I thought I could never forget these moments. But today as I was recollecting them I felt they are fading away...Hence I am penning them down in my blog.
And I think when the worst time strikes me, these words will be a hope for me. Atleast they can make me feel life can be very beautiful…we just need to kindle the flame in us so that the child in us can wake up and walk in the right path.

Saturday, April 11, 2009

The house and the girl.


Long time ago, I had no ‘home’. My journey on the streets seemed never to end. I am not an orphan. I have parents, siblings but I set out to seek something. I myself did not know then, what I actually was looking for. People marked me as “desperate rebel”.
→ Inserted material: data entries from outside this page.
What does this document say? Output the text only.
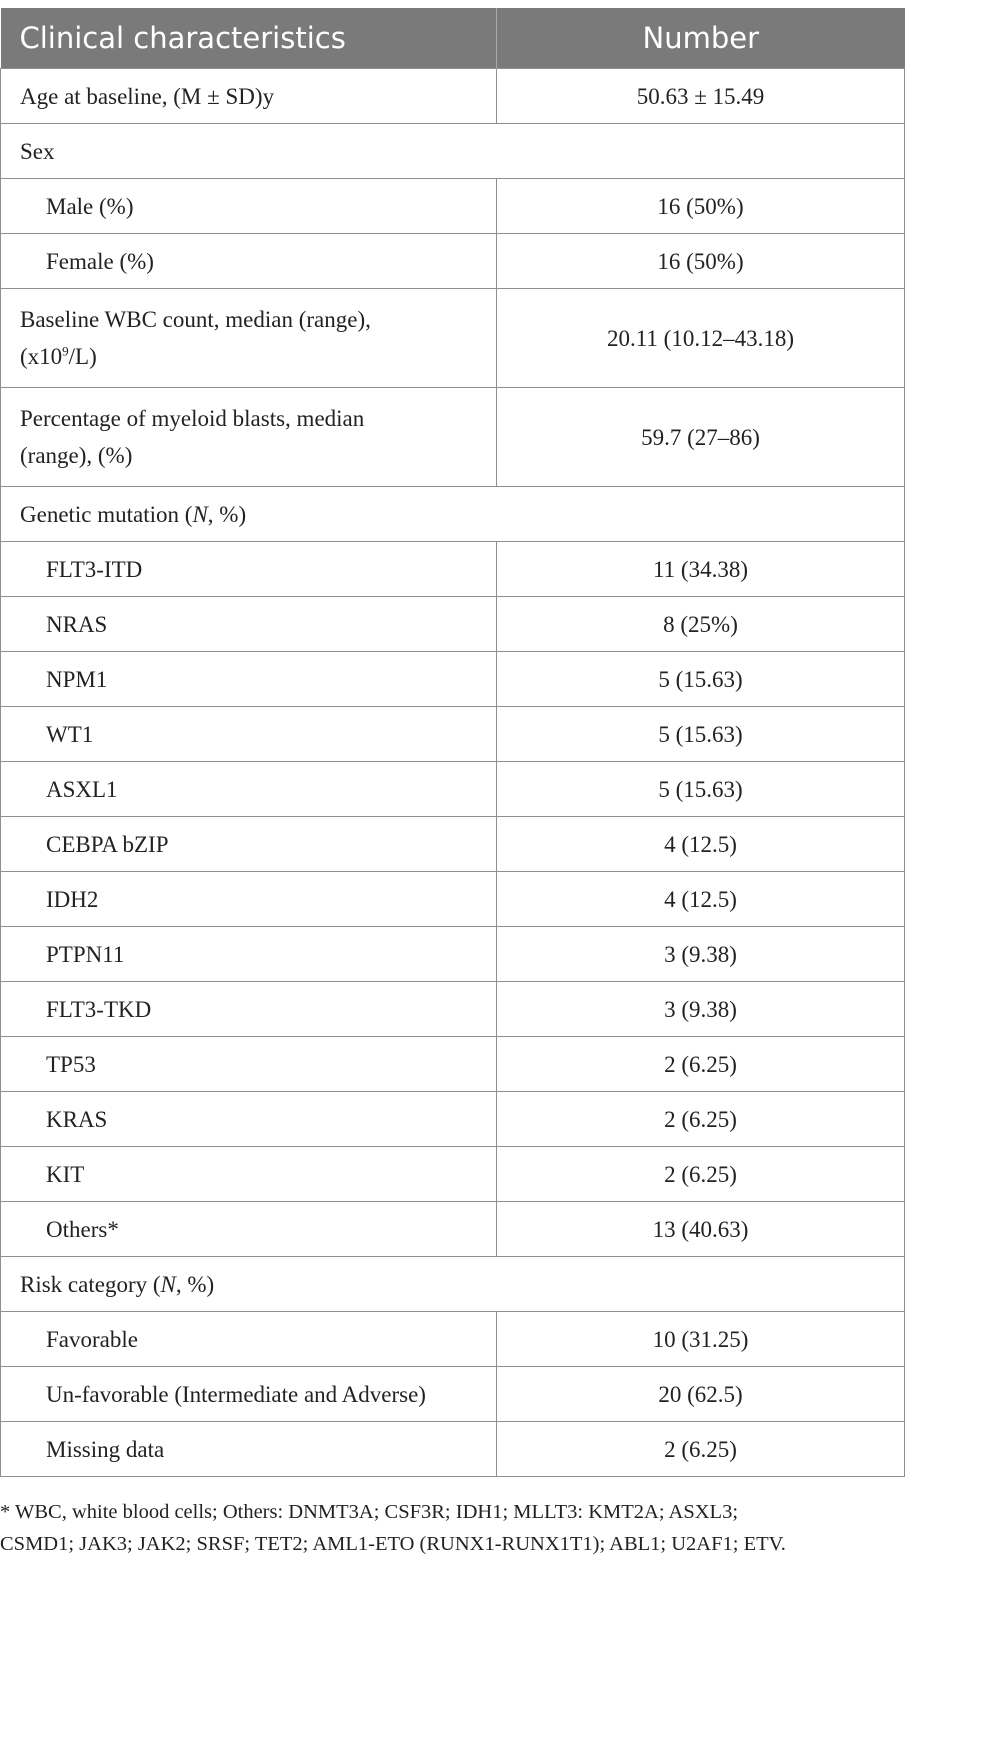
Clinical characteristics	Number
Age at baseline, (M ± SD)y	50.63 ± 15.49
Sex	
Male (%)	16 (50%)
Female (%)	16 (50%)

Baseline WBC count, median (range),
$(x10^9/L)$	20.11 (10.12–43.18)

Percentage of myeloid blasts, median
(range), (%)	59.7 (27–86)
Genetic mutation (N, %)	
FLT3-ITD	11 (34.38)
NRAS	8 (25%)
NPM1	5 (15.63)
WT1	5 (15.63)
ASXL1	5 (15.63)
CEBPA bZIP	4 (12.5)
IDH2	4 (12.5)
PTPN11	3 (9.38)
FLT3-TKD	3 (9.38)
TP53	2 (6.25)
KRAS	2 (6.25)
KIT	2 (6.25)
Others*	13 (40.63)
Risk category (N, %)	
Favorable	10 (31.25)
Un-favorable (Intermediate and Adverse)	20 (62.5)
Missing data	2 (6.25)
* WBC, white blood cells; Others: DNMT3A; CSF3R; IDH1; MLLT3: KMT2A; ASXL3;
CSMD1; JAK3; JAK2; SRSF; TET2; AML1-ETO (RUNX1-RUNX1T1); ABL1; U2AF1; ETV.
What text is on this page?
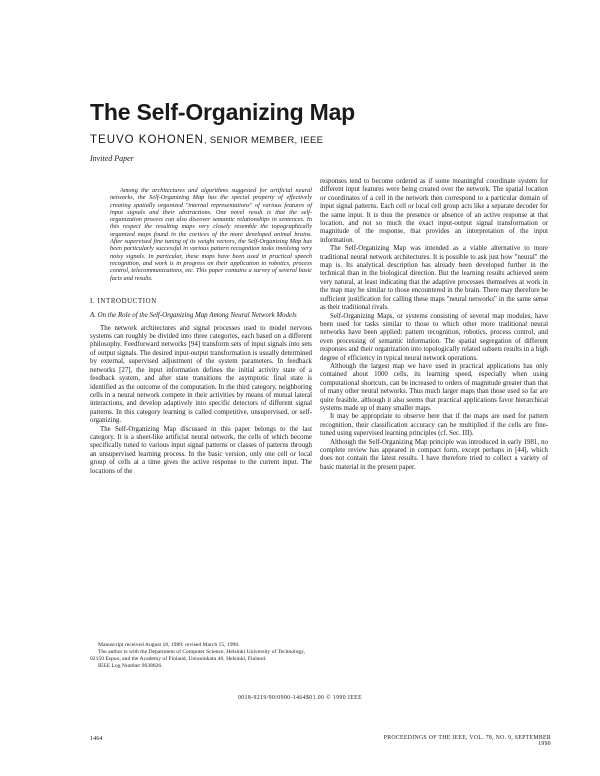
The Self-Organizing Map
TEUVO KOHONEN, SENIOR MEMBER, IEEE
Invited Paper

Among the architectures and algorithms suggested for artificial neural networks, the Self-Organizing Map has the special property of effectively creating spatially organized "internal representations" of various features of input signals and their abstractions. One novel result is that the self-organization process can also discover semantic relationships in sentences. In this respect the resulting maps very closely resemble the topographically organized maps found in the cortices of the more developed animal brains. After supervised fine tuning of its weight vectors, the Self-Organizing Map has been particularly successful in various pattern recognition tasks involving very noisy signals. In particular, these maps have been used in practical speech recognition, and work is in progress on their application to robotics, process control, telecommunications, etc. This paper contains a survey of several basic facts and results.

I. INTRODUCTION

A. On the Role of the Self-Organizing Map Among Neural Network Models

The network architectures and signal processes used to model nervous systems can roughly be divided into three categories, each based on a different philosophy. Feedforward networks [94] transform sets of input signals into sets of output signals. The desired input-output transformation is usually determined by external, supervised adjustment of the system parameters. In feedback networks [27], the input information defines the initial activity state of a feedback system, and after state transitions the asymptotic final state is identified as the outcome of the computation. In the third category, neighboring cells in a neural network compete in their activities by means of mutual lateral interactions, and develop adaptively into specific detectors of different signal patterns. In this category learning is called competitive, unsupervised, or self-organizing.

The Self-Organizing Map discussed in this paper belongs to the last category. It is a sheet-like artificial neural network, the cells of which become specifically tuned to various input signal patterns or classes of patterns through an unsupervised learning process. In the basic version, only one cell or local group of cells at a time gives the active response to the current input. The locations of the

Manuscript received August 18, 1989; revised March 15, 1990.

The author is with the Department of Computer Science, Helsinki University of Technology, 02150 Espoo, and the Academy of Finland, Unioninkatu 40, Helsinki, Finland.

IEEE Log Number 9038826.

responses tend to become ordered as if some meaningful coordinate system for different input features were being created over the network. The spatial location or coordinates of a cell in the network then correspond to a particular domain of input signal patterns. Each cell or local cell group acts like a separate decoder for the same input. It is thus the presence or absence of an active response at that location, and not so much the exact input-output signal transformation or magnitude of the response, that provides an interpretation of the input information.

The Self-Organizing Map was intended as a viable alternative to more traditional neural network architectures. It is possible to ask just how "neural" the map is. Its analytical description has already been developed further in the technical than in the biological direction. But the learning results achieved seem very natural, at least indicating that the adaptive processes themselves at work in the map may be similar to those encountered in the brain. There may therefore be sufficient justification for calling these maps "neural networks" in the same sense as their traditional rivals.

Self-Organizing Maps, or systems consisting of several map modules, have been used for tasks similar to those to which other more traditional neural networks have been applied: pattern recognition, robotics, process control, and even processing of semantic information. The spatial segregation of different responses and their organization into topologically related subsets results in a high degree of efficiency in typical neural network operations.

Although the largest map we have used in practical applications has only contained about 1000 cells, its learning speed, especially when using computational shortcuts, can be increased to orders of magnitude greater than that of many other neural networks. Thus much larger maps than those used so far are quite feasible, although it also seems that practical applications favor hierarchical systems made up of many smaller maps.

It may be appropriate to observe here that if the maps are used for pattern recognition, their classification accuracy can be multiplied if the cells are fine-tuned using supervised learning principles (cf. Sec. III).

Although the Self-Organizing Map principle was introduced in early 1981, no complete review has appeared in compact form, except perhaps in [44], which does not contain the latest results. I have therefore tried to collect a variety of basic material in the present paper.

0018-9219/90/0900-1464$01.00 © 1990 IEEE
1464	PROCEEDINGS OF THE IEEE, VOL. 78, NO. 9, SEPTEMBER 1990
Throughout the journey I was in touch only with my best friend. Though I had loads of love for my family, I wanted to seek satisfaction by exploring alone with the feeling of being self-independent. I met many people on the way and visited many places and realized that I am more attached to lifeless things than living things and I am more passionate about lives that cannot speak yet are supposed to be heard. Anyway, I think I am getting too philosophical now.
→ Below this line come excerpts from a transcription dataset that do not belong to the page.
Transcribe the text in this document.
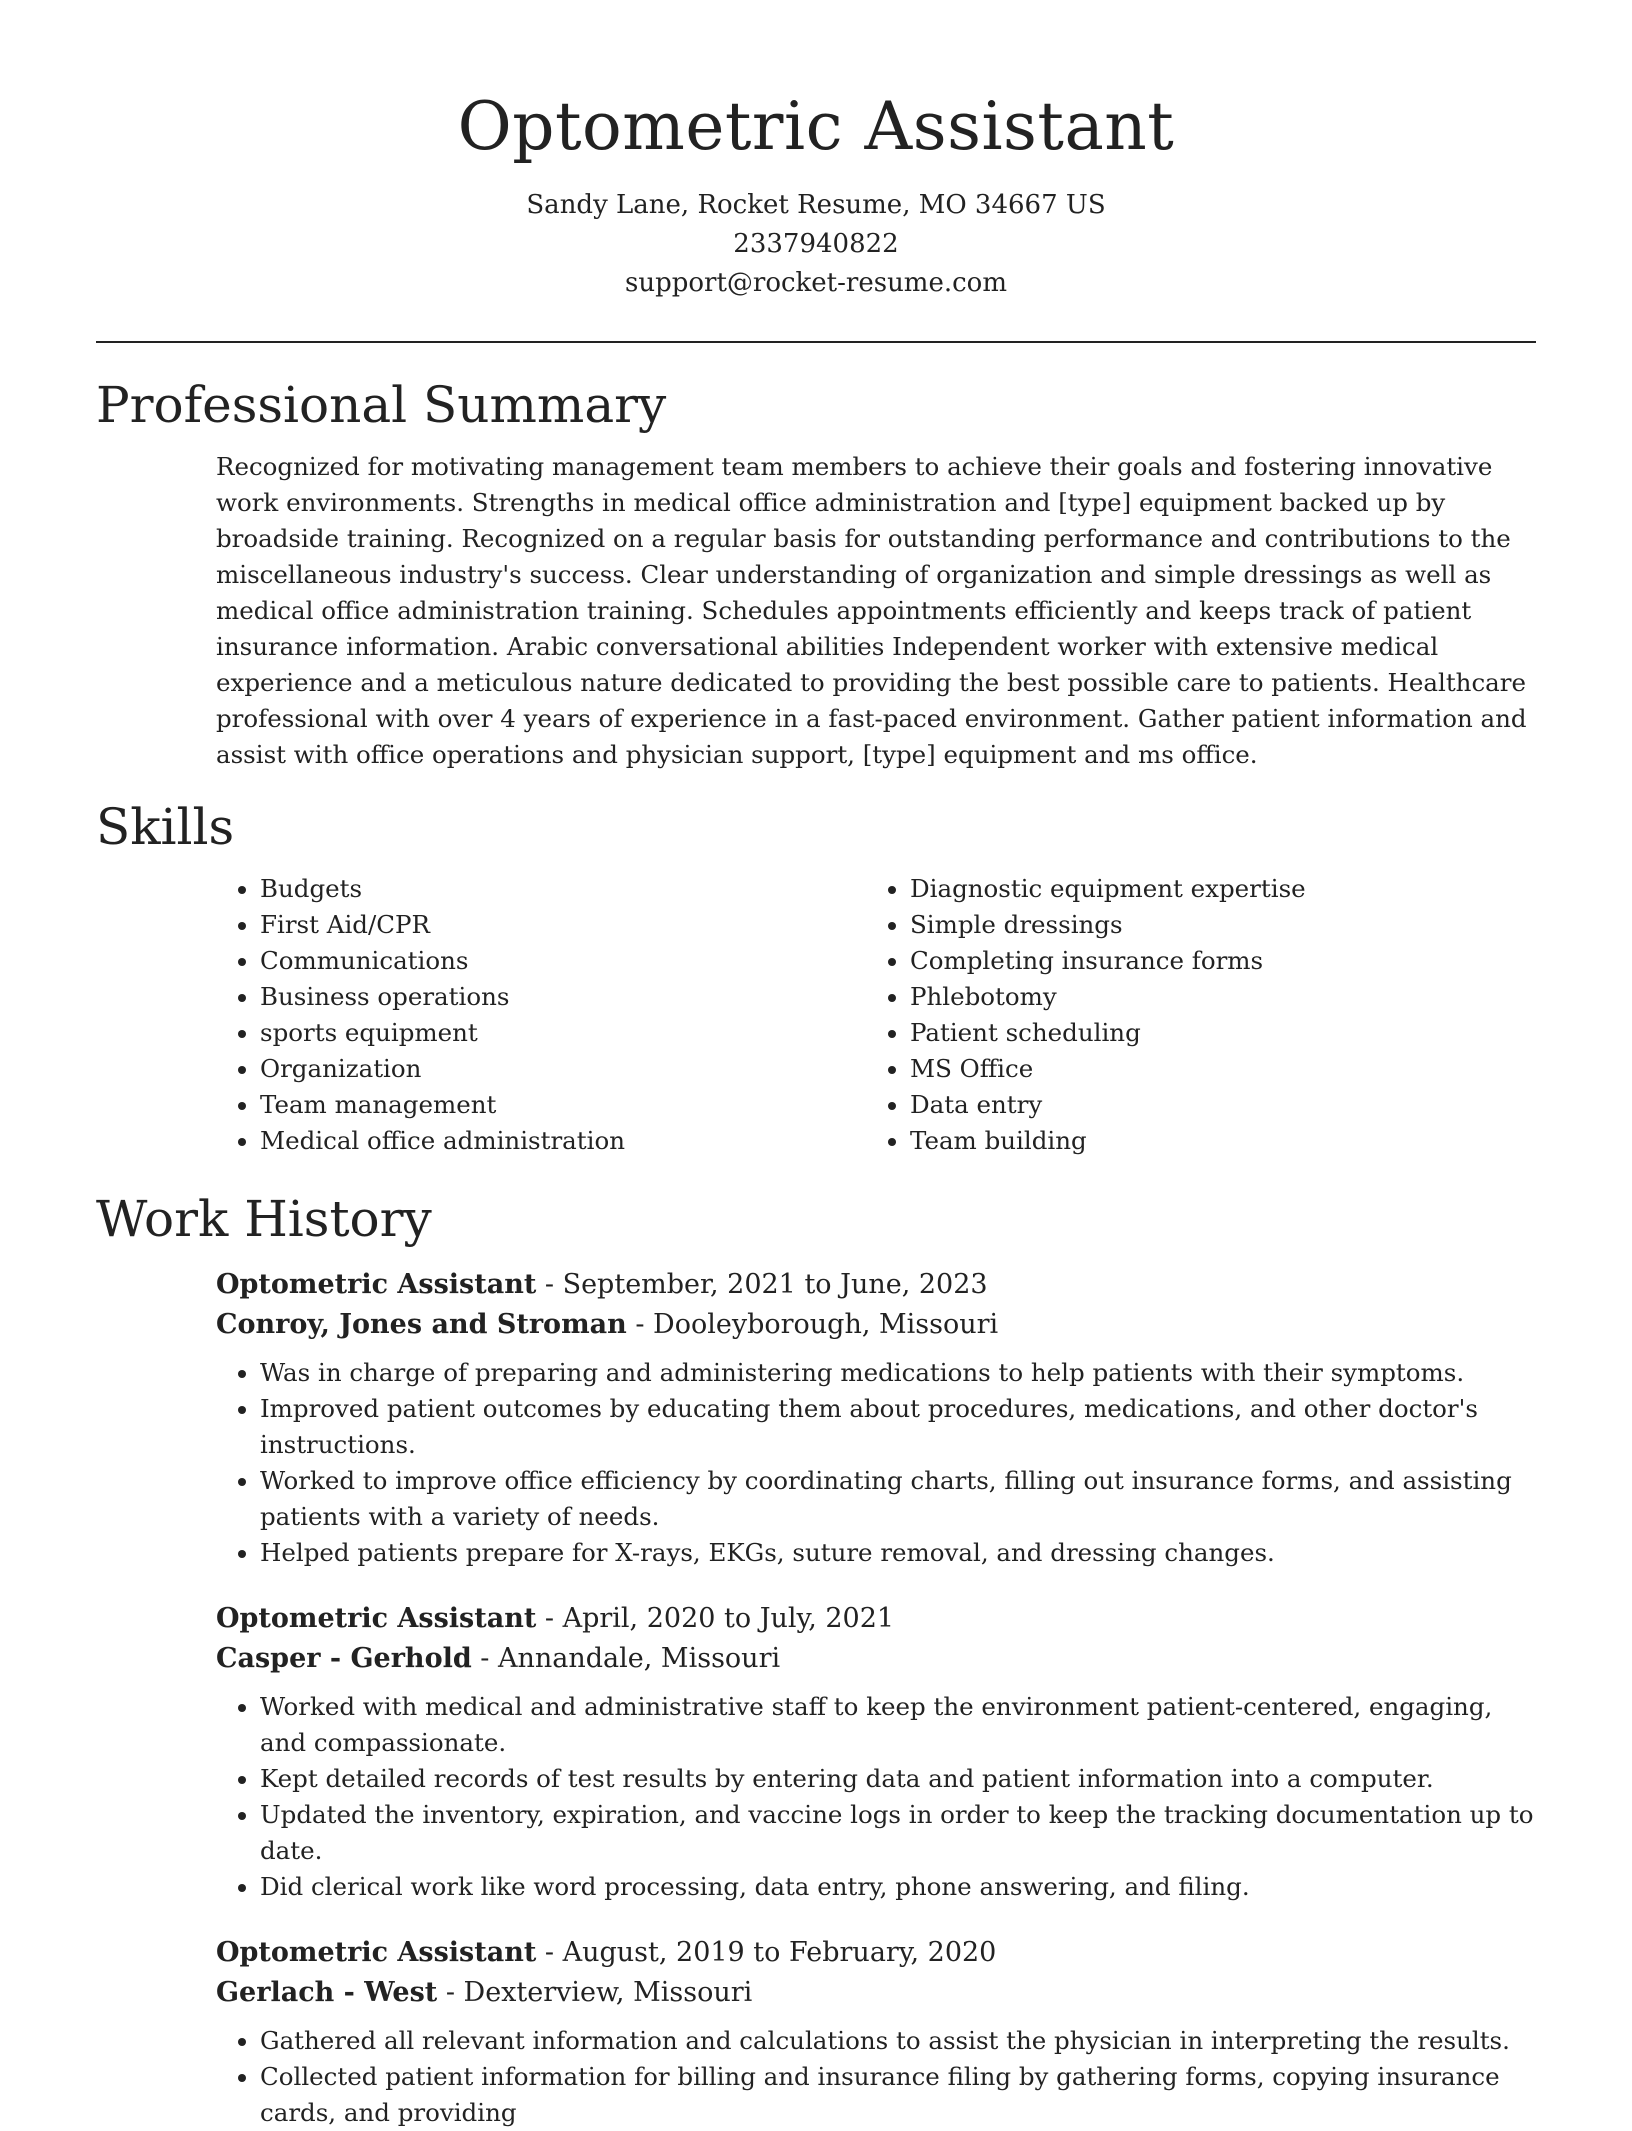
Optometric Assistant
Sandy Lane, Rocket Resume, MO 34667 US
2337940822
support@rocket-resume.com
Professional Summary

Recognized for motivating management team members to achieve their goals and fostering innovative work environments. Strengths in medical office administration and [type] equipment backed up by broadside training. Recognized on a regular basis for outstanding performance and contributions to the miscellaneous industry's success. Clear understanding of organization and simple dressings as well as medical office administration training. Schedules appointments efficiently and keeps track of patient insurance information. Arabic conversational abilities Independent worker with extensive medical experience and a meticulous nature dedicated to providing the best possible care to patients. Healthcare professional with over 4 years of experience in a fast-paced environment. Gather patient information and assist with office operations and physician support, [type] equipment and ms office.

Skills
• Budgets
• First Aid/CPR
• Communications
• Business operations
• sports equipment
• Organization
• Team management
• Medical office administration
• Diagnostic equipment expertise
• Simple dressings
• Completing insurance forms
• Phlebotomy
• Patient scheduling
• MS Office
• Data entry
• Team building
Work History
Optometric Assistant - September, 2021 to June, 2023
Conroy, Jones and Stroman - Dooleyborough, Missouri
• Was in charge of preparing and administering medications to help patients with their symptoms.
• Improved patient outcomes by educating them about procedures, medications, and other doctor's instructions.
• Worked to improve office efficiency by coordinating charts, filling out insurance forms, and assisting patients with a variety of needs.
• Helped patients prepare for X-rays, EKGs, suture removal, and dressing changes.
Optometric Assistant - April, 2020 to July, 2021
Casper - Gerhold - Annandale, Missouri
• Worked with medical and administrative staff to keep the environment patient-centered, engaging, and compassionate.
• Kept detailed records of test results by entering data and patient information into a computer.
• Updated the inventory, expiration, and vaccine logs in order to keep the tracking documentation up to date.
• Did clerical work like word processing, data entry, phone answering, and filing.
Optometric Assistant - August, 2019 to February, 2020
Gerlach - West - Dexterview, Missouri
• Gathered all relevant information and calculations to assist the physician in interpreting the results.
• Collected patient information for billing and insurance filing by gathering forms, copying insurance cards, and providing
For a young girl it is very difficult to exist in a world like this. I don’t mean we are weak but sometimes the world gets little heavy on us and so I needed a shelter. Then one day, outside the town near a shallow lake and green bushes I found a stony house. A shaky feeling crossed my body and I could not make my mind whether I should rely on this house or not. Then taking the consequences as fate I stepped in and I fell in love with the house. It was not as big as my own house but in the wilderness it seemed to be embracing me. Unpacking my bags I rested on a mat on the floor. The house had nothing but only a few empty shelves and just another room. Surprisingly it wasn’t dirty unlike other empty houses in such areas.
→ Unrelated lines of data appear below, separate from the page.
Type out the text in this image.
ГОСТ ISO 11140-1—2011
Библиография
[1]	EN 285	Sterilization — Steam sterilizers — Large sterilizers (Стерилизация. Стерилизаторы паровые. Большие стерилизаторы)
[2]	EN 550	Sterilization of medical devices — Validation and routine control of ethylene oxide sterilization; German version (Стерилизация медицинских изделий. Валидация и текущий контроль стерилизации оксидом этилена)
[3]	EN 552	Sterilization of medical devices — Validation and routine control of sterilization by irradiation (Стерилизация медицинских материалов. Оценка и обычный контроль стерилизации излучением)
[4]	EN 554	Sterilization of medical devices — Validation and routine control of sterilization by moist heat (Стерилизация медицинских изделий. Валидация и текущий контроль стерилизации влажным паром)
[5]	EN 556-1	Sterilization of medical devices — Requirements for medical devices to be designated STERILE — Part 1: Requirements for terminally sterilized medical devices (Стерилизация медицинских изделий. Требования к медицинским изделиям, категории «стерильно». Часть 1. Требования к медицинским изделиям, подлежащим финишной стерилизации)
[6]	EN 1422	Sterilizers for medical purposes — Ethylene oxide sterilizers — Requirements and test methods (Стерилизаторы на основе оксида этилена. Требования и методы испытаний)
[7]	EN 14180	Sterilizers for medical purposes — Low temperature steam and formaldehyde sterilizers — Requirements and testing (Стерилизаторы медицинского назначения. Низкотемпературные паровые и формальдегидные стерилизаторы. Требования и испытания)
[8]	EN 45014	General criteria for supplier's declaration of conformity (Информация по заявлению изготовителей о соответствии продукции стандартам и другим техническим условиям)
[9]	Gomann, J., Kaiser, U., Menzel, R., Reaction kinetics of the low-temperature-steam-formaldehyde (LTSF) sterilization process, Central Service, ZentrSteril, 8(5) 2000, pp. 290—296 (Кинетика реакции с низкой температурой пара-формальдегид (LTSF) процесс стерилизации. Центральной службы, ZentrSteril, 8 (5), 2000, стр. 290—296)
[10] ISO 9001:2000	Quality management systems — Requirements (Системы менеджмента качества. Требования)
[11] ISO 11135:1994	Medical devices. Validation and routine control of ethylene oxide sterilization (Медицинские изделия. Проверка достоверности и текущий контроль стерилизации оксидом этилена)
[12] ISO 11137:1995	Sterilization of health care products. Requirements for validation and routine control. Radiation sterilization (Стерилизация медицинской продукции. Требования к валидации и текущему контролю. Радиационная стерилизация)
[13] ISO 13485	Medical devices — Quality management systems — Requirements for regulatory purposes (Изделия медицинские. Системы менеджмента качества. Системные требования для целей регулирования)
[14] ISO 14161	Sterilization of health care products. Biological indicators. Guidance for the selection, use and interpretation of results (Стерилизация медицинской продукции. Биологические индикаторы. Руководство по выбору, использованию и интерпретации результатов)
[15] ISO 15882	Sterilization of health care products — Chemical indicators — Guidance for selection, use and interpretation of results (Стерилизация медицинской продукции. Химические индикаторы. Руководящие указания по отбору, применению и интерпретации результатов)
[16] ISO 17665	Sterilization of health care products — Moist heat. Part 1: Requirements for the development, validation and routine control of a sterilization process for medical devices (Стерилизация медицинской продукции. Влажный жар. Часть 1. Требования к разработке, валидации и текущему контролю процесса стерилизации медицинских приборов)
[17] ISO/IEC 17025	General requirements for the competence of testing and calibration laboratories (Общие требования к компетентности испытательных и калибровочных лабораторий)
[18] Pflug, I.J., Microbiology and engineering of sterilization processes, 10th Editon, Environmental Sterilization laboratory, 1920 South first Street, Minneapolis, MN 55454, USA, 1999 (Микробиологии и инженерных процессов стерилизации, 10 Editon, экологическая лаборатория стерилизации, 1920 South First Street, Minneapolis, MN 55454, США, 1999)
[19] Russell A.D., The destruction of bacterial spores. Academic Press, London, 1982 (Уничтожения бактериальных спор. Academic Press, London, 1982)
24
I wrote to my best friend and invited her to visit me soon. The house made me very happy. It was nothing special nor was it some palace from the Arabian Nights yet I felt I have got the point of pilgrimage which I was looking for all throughout my life. The other room provided me the gifted view of the lake with the silver moon above. While another room protected me from the freezing cold winds. Before leaving my home I had decided that once I get what I wanted I would be back soon but now that the house has made a deep mark I am failing to give up my feelings. Its broken windows, damp walls all seemed to be scented with love.
Then one day from the window I spotted a known face proceeding. It was my best friend. We cried a lto for we missed each other a lot. I thought of my parents for a while as we cried. After spending the day with each other she requested me to leave the house. She sensed danger to y life if I stayed longer as the house was too weak and might collapse someday soon with the slip of a brick. I couldn’t explain her that I was even ready to collapse with it. But her repeated requests made me think that I should be ‘wise’. ‘Wise’ enough to leave the home alone in the wilderness. I was foolish enough not to think that a house does not need company!!
My bags were packed and I was about to cry…just then I got a few words of sympathy from my friend:
“ I t is just a house dear
Made of bricks and stones!
It’s not a human being
made of flesh blood and bones.
When the cold dry wind blowed in,
It never folded it’s arms to hug!!
You had to shut its windows..
And fold yourself under the rug.
It’s walls do have ears,
Certainly it has heard your words of love.
But what is the need of ears
When it doesnot have a heart to beat atall!!”
I could not believe that my house wouldnot miss me!! Today my house still stands with it’s head high and not a brick has slipped yet. Now I know that my love has held it strong. It’s my love that has bound it. The power of love can support the weakest now I know.But I have collapsed. My love for parents and love from parents ustained me all these days. But my love for a heartless stony structure has destroyed my body of flesh and blood.
My journey for eternal happiness has now taken me to the eternal moment of life.I can now see my childhood again…my parents, siblings, friends and ….moments I don’t want to see or re-happen in my next life,if any!!